The reason why Japan is in one of the deepest recessions in the world is because it is a very export driven economy. The reason the economy over there is in such a drag is because export figures are tremendously bad. For example, year on year Japan’s halved in January. Halved!

This in fact should be a lesson to the Japanese and the rest of the world in the future. One cannot every depend exclusively on exports for growth. When a nation exports, it is partly affected by the state of the importing country. If its entire economy is based on exports, then the entire economy is in the hands of the importing countries.

Right now, there are no buyers of Japanese goods in the EU and the US. Japan is entirely dependent on the EU and the US to prop up or else whatever the Japanese companies do would be in vain. This is something that Prime Minister Aso would never mention to his citizens as it would be political suicide to do so.

To a certain extent however, the whole world’s economies actually hinges on a US recovery. It is just how much dependence there is on an individual country on the US. That is the reason why President Obama is right now one of the most important US Presidents in history. What he does can make or break the global economy.

This is very similar to the position that President Roosevelt was in in the 1920s. He turned out to be one of the best Presidents that the US ever produced and now the world need President Obama to do the same. Thank God though that President Bush was not in charge now.

Another aspect to look at this is that of China. China is even more export orientated than Japan. China supplies is the biggest exporter in the world and yet does not seem to be affected much. It is still affected and would be facing deflation soon. But its currency manipulation of the US dollar is the single biggest factor that she is still growing albeit no more having double digit growth … for now at least!

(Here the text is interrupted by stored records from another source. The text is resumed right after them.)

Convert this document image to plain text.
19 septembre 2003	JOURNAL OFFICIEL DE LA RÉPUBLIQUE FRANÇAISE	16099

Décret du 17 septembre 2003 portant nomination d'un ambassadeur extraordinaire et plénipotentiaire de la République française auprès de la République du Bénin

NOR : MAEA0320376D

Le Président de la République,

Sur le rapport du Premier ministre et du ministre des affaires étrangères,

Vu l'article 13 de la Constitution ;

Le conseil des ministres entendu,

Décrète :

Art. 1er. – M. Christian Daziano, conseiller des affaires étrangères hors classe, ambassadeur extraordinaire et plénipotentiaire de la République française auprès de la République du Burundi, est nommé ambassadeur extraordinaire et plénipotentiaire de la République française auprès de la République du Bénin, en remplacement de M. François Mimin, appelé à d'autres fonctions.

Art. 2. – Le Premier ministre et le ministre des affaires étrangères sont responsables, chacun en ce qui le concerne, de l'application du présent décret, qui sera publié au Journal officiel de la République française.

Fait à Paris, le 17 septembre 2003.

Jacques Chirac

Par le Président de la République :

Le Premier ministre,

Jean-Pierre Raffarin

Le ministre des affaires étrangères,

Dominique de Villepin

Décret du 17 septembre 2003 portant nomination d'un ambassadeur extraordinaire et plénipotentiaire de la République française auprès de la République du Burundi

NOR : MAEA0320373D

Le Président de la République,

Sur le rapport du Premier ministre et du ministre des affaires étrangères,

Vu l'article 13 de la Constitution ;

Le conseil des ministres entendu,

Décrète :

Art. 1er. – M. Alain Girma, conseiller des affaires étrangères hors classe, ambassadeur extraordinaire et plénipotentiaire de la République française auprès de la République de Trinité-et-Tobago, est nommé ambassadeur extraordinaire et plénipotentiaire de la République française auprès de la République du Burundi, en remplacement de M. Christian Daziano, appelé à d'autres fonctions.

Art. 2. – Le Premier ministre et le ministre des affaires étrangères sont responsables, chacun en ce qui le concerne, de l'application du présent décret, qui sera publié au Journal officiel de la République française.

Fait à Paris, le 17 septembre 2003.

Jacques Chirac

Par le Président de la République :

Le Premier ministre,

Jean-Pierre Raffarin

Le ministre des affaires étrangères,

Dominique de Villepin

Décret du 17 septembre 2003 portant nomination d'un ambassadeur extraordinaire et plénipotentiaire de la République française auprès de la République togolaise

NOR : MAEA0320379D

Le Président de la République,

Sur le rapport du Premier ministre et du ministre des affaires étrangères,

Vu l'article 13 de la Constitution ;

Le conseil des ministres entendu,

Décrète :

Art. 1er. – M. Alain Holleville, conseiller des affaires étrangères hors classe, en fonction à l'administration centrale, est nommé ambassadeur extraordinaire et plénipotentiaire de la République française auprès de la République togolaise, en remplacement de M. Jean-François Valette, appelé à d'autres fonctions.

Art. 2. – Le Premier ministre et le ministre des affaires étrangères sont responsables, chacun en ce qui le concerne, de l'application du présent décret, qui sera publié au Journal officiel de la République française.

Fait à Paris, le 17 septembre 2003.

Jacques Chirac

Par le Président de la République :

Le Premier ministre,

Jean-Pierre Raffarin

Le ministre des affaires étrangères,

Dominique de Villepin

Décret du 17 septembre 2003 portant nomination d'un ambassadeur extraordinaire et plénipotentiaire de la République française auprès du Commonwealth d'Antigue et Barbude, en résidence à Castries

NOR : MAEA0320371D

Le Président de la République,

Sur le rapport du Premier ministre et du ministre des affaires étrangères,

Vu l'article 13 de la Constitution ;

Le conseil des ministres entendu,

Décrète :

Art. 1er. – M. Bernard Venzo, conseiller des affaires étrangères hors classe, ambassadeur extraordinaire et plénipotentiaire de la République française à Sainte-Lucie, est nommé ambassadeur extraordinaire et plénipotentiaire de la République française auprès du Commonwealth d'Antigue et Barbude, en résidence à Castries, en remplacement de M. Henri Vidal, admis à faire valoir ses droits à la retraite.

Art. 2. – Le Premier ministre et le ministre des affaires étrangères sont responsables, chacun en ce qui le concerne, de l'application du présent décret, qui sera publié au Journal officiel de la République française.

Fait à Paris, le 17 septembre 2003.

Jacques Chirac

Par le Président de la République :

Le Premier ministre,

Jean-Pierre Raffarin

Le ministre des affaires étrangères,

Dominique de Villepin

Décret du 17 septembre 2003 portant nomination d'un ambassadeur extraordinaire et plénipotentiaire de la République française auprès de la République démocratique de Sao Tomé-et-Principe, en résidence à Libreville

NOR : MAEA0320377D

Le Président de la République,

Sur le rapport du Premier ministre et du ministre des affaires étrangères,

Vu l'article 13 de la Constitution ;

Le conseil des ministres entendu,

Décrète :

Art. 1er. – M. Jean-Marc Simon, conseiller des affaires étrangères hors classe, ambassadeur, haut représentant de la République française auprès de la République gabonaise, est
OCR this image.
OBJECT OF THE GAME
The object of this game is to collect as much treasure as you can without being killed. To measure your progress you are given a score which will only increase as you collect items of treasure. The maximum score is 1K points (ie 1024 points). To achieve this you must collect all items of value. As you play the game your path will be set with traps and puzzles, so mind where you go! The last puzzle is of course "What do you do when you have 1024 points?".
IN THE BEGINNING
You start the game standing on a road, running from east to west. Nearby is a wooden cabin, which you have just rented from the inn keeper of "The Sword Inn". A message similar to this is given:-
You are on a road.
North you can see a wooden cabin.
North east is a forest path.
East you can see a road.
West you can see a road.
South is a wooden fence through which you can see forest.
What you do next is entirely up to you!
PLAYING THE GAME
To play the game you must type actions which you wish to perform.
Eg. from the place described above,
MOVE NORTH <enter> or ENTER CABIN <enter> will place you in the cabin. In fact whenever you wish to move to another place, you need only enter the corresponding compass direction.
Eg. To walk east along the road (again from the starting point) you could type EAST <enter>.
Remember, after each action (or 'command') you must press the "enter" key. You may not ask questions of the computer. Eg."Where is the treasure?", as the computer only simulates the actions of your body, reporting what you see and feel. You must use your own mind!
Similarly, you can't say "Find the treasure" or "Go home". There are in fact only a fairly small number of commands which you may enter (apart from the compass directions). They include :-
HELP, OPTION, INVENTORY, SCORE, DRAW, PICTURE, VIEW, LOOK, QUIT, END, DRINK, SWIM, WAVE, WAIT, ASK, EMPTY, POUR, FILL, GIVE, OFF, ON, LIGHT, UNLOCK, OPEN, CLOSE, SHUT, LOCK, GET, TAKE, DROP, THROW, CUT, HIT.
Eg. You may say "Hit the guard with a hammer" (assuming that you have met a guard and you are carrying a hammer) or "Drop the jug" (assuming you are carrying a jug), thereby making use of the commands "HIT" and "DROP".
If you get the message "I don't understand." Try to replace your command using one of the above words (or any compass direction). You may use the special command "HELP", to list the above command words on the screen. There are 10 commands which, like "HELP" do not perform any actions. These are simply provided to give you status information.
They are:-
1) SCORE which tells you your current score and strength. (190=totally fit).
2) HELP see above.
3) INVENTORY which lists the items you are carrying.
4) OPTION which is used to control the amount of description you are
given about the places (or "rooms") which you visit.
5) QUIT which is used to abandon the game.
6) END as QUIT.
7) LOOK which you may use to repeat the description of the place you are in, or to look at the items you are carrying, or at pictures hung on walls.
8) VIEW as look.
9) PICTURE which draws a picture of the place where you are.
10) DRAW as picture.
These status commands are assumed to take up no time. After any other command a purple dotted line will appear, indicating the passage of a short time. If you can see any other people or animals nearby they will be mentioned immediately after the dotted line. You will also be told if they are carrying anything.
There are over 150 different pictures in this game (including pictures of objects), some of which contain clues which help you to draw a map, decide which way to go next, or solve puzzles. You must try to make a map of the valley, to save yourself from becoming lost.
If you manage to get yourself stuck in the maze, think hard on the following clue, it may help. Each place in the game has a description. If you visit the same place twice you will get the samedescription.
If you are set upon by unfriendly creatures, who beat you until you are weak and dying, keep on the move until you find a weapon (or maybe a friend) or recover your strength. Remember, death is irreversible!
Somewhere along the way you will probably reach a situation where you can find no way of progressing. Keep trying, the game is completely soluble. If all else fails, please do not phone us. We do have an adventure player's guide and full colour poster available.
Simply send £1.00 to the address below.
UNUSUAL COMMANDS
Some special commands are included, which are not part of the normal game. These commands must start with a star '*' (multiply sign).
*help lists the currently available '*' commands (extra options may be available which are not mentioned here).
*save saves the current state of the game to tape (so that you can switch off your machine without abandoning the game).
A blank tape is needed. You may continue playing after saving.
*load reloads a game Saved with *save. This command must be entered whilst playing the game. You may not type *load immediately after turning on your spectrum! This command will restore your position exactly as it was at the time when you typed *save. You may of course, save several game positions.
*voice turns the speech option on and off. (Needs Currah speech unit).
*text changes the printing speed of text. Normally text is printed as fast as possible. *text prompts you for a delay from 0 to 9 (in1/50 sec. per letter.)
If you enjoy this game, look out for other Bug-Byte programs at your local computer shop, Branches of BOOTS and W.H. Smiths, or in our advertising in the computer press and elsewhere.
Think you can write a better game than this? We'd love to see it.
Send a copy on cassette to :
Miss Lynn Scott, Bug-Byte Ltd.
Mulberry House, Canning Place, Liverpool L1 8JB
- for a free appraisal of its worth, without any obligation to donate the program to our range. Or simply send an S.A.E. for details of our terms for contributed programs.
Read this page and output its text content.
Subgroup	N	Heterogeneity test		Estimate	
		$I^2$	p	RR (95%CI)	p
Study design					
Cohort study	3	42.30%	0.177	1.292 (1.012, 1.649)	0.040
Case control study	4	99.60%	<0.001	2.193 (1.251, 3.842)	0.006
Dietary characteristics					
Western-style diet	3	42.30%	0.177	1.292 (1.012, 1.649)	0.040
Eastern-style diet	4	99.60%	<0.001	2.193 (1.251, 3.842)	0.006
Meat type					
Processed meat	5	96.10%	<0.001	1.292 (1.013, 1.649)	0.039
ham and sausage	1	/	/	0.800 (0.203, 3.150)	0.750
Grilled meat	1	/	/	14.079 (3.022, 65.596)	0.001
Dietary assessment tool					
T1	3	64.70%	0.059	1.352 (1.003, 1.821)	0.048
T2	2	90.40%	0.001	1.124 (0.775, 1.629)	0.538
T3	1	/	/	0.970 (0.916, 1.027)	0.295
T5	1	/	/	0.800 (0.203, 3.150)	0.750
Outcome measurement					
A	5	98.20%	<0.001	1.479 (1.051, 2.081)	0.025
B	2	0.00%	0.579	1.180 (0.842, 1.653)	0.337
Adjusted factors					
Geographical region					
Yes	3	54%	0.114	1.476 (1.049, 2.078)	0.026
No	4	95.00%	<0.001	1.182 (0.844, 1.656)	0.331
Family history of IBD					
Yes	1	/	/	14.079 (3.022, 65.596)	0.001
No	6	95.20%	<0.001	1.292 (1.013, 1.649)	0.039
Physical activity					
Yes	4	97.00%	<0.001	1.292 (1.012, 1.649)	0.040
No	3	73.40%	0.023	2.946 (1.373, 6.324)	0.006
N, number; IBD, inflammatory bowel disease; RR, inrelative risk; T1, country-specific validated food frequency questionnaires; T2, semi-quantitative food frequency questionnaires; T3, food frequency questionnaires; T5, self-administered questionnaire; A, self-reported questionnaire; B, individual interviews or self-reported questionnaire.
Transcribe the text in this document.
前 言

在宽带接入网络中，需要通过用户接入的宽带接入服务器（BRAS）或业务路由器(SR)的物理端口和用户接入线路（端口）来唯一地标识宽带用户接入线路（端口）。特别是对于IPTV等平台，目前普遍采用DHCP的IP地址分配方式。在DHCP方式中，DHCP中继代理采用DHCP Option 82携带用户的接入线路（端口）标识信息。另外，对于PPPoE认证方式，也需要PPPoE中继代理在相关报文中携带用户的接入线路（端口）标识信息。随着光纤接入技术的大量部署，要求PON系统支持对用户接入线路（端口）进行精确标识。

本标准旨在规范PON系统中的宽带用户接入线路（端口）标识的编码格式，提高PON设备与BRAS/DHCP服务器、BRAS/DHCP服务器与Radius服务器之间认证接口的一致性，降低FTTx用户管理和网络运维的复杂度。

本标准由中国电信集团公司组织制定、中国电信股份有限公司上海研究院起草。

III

The other country that should also learn a lesson from this is Russia. Russia is less of an export based economy but more of a raw material based one. It has vast amount of natural resources and her entire economy hinges on that. For example, if Europe wants to have energy from oil, gas or coal, they get it from Russia. They want nuclear power, they get Uranium from Russia, and the same for solar panels.

Should the element of natural resource collapse, Russia is in trouble as she does not have a strong banking sector or retail sector to fall back on. Russia has a lot of billionaires, but her people are still has only 5% of the consumer spending capacity of the US. This is long term would afftect Russia very badly.

Japan and the rest of the world though, I believe would see an end to this crisis faster than many people expect. I do expect to see definite growth early in 2010 in the US. From there, I think that the other economies around the world would pick up around the second half of 2010 with the Eurozone, Brazil, Russia and China leading the way.

It may take many years to be where we were 2 years ago, but I believe that we would be there soon.